Use it for values that describe where and how a contract is planned or executed, not what data means.

Example

adapter: databricks

evidence:
catalog: main
schema: ops
required: true

artifacts:
uri: s3://contractforge-artifacts/prod/orders/
include_contract_bundle: true
include_normalized_contract: true

runtime:
type: serverless
notebook_name: jobs/bronze/b_orders

extensions:
databricks:
warehouse_id: "{{ secret:databricks/sql_warehouse_id }}"
bundle_target: dev

Fields

FieldPurpose
adapterPlatform adapter requested for planning or execution.
evidenceNeutral evidence location and requirement hints.
artifactsAdapter artifact publication location and retention options. AWS uses this for rendered Glue scripts and manifests in S3.
runtimeRuntime/deployment hints that are not source, target or write semantics.
extensions.<adapter>Adapter-owned settings that should not leak into the core contract.

What belongs here

  • adapter name and target environment;
  • evidence catalog/schema/table-prefix choices;
  • artifact publication URI and generated artifact retention choices;
  • runtime type such as serverless, classic cluster, warehouse, job or pipeline;
  • deployment target or bundle target;
  • adapter-specific execution options;
  • review-required environment assumptions.

What does not belong here

  • source table, path, query or authentication;
  • target table identity;
  • write mode;
  • quality rules;
  • schema policy;
  • row filters or column masks;
  • owner, SLA or runbook.

Those remain in ingestion, source connection, access or operations contracts.

Adapter behavior

The core can validate the environment contract shape and preserve it in the bundle. The adapter decides how to interpret runtime and its own extensions.<adapter> block.

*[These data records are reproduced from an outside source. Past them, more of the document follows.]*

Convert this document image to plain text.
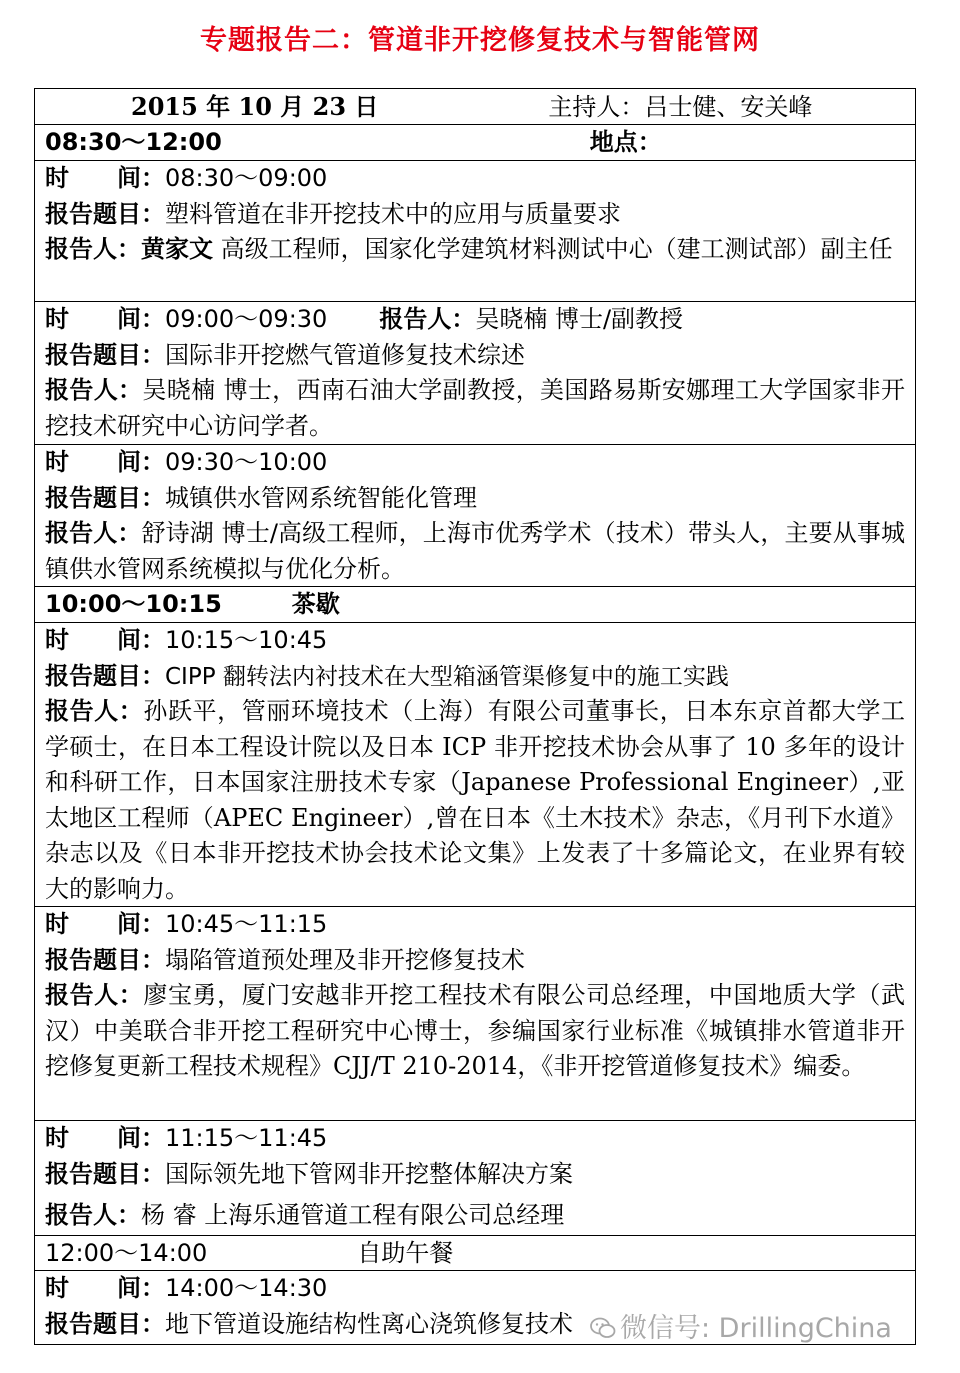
专题报告二：管道非开挖修复技术与智能管网
2015 年 10 月 23 日	主持人：吕士健、安关峰
08:30～12:00	地点：
时　　间：08:30～09:00
报告题目：塑料管道在非开挖技术中的应用与质量要求
报告人：黄家文 高级工程师，国家化学建筑材料测试中心（建工测试部）副主任
时　　间：09:00～09:30 报告人：吴晓楠 博士/副教授
报告题目：国际非开挖燃气管道修复技术综述
报告人：吴晓楠 博士，西南石油大学副教授，美国路易斯安娜理工大学国家非开挖技术研究中心访问学者。
时　　间：09:30～10:00
报告题目：城镇供水管网系统智能化管理
报告人：舒诗湖 博士/高级工程师，上海市优秀学术（技术）带头人，主要从事城镇供水管网系统模拟与优化分析。
10:00～10:15	茶歇
时　　间：10:15～10:45
报告题目：CIPP 翻转法内衬技术在大型箱涵管渠修复中的施工实践
报告人：孙跃平，管丽环境技术（上海）有限公司董事长，日本东京首都大学工学硕士，在日本工程设计院以及日本 ICP 非开挖技术协会从事了 10 多年的设计和科研工作，日本国家注册技术专家（Japanese Professional Engineer）,亚太地区工程师（APEC Engineer）,曾在日本《土木技术》杂志，《月刊下水道》杂志以及《日本非开挖技术协会技术论文集》上发表了十多篇论文，在业界有较大的影响力。
时　　间：10:45～11:15
报告题目：塌陷管道预处理及非开挖修复技术
报告人：廖宝勇，厦门安越非开挖工程技术有限公司总经理，中国地质大学（武汉）中美联合非开挖工程研究中心博士，参编国家行业标准《城镇排水管道非开挖修复更新工程技术规程》CJJ/T 210-2014，《非开挖管道修复技术》编委。
时　　间：11:15～11:45
报告题目：国际领先地下管网非开挖整体解决方案
报告人：杨 睿 上海乐通管道工程有限公司总经理
12:00～14:00	自助午餐
时　　间：14:00～14:30
报告题目：地下管道设施结构性离心浇筑修复技术	微信号: DrillingChina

If an environment requests an adapter that is not installed or a runtime that cannot preserve the contract semantics, planning should return UNSUPPORTED or REVIEW_REQUIRED with a clear diagnostic.

AWS artifact example

AWS Glue runs a generic ContractForge AWS runner from S3. The AWS adapter uses environment.artifacts.uri to publish the runtime contract, environment and native artifacts before registering the Glue job. Runtime knobs such as Glue version, worker type, worker count, timeout and retries have adapter defaults, so they only need to be declared when you want to override them:

adapter: aws
artifacts:
uri: s3://contractforge-artifacts/prod/orders/
include_contract_bundle: true
include_normalized_contract: true
parameters:
aws:
iceberg:
warehouse: s3://contractforge-warehouse/prod/
glue_job:
role_arn: arn:aws:iam::123456789012:role/ContractForgeGlueRole

This does not change source, target, write mode or quality semantics. It only describes where native AWS artifacts live and how Glue should be configured.